I did not google this because I assume someone here will put me to rights anyway, but I have it my head that there is considered to be a relationship between the value of 'c' and the (equally constant) amount of mass/energy (matter) in our universe. Atomicity is about the unit, ie, the possibility of there being multiples of one; this is I think also the basis of logic (the potential equivalence of two or more things, mental/conceptual or physical/real)*. But that does not apply to the (mental concept of) "matter"; we refer to matter in various forms but not various "matters" plural; although the meaningfulness of that may be a semantic illusion. I've equated matter with existence because it seems they are actually semantic equivalents. That means using the term matter in a more inclusive way than traditional physics, because eg, a photon particle is not considered a form of (atomic) matter, it's a form of (atomic) energy. But notice while it might be meaningful to refer to matter independent of energy, I am dubious about referring to energy independent of matter. Again, it seems that matter is a medium for energy / energy is a conceptual way of understanding matter (hence, it is not more matter, it is about relationships involving matter, so we say: energy is not matter, matter is not energy, but the two are intrinsicly intertwinned).
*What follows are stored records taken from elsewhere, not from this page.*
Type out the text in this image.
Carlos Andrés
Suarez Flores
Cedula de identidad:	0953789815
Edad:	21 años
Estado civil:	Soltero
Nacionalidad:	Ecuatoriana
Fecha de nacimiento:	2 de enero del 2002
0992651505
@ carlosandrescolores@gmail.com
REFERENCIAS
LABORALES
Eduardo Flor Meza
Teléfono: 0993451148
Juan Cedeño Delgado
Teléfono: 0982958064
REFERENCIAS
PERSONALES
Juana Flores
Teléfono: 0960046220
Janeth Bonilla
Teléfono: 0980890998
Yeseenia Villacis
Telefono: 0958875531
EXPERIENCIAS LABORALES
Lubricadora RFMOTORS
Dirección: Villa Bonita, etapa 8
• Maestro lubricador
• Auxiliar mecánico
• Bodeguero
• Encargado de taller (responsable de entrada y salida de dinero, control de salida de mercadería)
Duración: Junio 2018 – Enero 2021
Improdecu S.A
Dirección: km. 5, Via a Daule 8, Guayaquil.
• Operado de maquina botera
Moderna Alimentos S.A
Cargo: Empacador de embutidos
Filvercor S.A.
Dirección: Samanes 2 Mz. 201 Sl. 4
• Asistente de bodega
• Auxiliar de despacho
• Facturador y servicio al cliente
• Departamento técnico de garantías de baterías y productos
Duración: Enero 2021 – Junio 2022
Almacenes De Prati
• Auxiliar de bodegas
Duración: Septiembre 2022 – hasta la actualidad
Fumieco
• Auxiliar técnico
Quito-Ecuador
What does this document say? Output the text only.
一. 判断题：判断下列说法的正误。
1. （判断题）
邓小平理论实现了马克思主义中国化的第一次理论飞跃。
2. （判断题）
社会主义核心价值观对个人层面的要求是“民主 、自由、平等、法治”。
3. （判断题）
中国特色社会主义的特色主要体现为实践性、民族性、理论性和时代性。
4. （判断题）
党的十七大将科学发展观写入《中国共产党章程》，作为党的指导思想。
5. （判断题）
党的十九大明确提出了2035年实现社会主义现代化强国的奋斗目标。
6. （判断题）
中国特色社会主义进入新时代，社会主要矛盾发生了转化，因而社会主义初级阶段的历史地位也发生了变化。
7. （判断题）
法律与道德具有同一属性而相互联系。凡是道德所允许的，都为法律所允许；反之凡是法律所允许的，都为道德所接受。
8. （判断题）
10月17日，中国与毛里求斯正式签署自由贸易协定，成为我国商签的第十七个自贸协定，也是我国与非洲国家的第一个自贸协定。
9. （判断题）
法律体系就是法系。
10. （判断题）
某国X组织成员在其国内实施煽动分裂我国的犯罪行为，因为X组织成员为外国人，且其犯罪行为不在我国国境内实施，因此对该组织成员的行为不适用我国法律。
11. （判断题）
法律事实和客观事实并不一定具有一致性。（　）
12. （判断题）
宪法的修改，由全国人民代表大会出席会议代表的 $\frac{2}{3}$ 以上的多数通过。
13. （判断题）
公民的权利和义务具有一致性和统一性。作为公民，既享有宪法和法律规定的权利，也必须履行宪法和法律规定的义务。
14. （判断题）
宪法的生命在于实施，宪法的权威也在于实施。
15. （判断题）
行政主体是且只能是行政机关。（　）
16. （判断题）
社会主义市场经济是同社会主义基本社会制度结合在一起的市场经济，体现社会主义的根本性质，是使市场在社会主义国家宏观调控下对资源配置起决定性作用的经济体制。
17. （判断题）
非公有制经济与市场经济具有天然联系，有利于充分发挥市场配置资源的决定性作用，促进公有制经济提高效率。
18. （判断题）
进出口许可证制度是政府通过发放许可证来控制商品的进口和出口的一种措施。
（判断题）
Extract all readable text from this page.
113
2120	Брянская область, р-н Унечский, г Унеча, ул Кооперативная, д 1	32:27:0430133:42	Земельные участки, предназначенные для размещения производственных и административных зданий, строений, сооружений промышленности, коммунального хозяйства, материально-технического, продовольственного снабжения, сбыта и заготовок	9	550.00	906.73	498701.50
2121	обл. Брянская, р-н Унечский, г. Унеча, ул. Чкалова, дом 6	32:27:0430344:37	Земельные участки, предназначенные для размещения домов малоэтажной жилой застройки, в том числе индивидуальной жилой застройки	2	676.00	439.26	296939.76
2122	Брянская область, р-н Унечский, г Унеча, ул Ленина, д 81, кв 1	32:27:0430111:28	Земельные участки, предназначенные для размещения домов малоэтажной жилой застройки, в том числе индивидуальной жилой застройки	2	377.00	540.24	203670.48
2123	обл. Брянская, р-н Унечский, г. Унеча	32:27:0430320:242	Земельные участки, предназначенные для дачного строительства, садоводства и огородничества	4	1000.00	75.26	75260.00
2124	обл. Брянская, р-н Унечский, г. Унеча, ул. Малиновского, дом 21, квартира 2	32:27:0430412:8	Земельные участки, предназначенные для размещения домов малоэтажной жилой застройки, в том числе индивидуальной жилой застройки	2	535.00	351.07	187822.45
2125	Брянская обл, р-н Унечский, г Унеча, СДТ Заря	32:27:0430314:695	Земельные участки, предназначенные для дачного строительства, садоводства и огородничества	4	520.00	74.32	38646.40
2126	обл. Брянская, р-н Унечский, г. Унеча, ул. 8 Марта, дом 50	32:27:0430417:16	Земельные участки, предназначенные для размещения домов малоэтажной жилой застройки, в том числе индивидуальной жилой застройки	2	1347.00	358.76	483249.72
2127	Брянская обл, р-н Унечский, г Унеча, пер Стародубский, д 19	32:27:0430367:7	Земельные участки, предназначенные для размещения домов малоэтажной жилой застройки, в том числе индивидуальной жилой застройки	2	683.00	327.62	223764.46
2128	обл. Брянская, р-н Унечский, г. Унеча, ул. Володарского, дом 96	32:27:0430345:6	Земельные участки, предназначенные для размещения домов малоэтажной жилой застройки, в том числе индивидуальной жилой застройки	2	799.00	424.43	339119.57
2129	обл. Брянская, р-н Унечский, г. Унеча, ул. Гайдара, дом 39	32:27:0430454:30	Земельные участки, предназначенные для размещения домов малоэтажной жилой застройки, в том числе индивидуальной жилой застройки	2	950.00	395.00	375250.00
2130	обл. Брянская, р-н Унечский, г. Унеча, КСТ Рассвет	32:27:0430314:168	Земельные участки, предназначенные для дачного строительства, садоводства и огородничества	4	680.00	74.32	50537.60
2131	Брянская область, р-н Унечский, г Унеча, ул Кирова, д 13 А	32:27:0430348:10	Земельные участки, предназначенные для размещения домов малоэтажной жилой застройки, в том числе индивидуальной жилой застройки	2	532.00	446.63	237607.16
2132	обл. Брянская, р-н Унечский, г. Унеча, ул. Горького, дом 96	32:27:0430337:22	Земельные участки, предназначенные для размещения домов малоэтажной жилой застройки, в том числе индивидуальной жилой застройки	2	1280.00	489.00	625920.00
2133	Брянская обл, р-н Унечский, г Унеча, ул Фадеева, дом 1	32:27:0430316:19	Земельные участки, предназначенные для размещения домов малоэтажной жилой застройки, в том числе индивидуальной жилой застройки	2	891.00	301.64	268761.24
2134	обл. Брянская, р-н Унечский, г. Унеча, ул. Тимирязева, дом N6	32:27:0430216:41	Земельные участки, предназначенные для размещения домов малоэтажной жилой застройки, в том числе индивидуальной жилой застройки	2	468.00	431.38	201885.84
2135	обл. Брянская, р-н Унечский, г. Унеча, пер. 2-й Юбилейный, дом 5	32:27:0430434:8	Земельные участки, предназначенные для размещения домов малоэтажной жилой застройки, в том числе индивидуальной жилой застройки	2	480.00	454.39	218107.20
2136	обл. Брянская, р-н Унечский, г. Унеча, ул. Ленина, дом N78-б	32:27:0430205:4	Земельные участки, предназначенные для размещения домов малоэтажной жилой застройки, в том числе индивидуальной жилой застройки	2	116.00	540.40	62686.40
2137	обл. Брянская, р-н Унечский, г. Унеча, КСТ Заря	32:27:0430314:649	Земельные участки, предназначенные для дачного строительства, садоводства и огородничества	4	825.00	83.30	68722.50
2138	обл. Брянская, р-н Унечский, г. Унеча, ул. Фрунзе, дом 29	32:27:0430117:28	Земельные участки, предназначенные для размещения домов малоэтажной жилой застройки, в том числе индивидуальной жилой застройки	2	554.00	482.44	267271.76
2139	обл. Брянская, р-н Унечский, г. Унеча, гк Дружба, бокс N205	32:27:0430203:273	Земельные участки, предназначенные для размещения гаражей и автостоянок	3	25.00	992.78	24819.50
To my mind the idea that "existence" is just a semantic illusion seems logically implausible; but (logically) I don't see how it can be considered as anything other than matter (the inclusive "matter/energy" definition), which seems purely logical in nature (hence, the characteristics of the atomic form).
* there was a page I found in a GD thread a while back that involved a sort of semantic map of wikipedia, by way of which you could see how any given article related to another in a branching (historical/time axis) tree. A few people remarked how virtually everything was descended from math, but in fact, this was because almost everything required the concept of number and there are a few notable exceptions such as reason.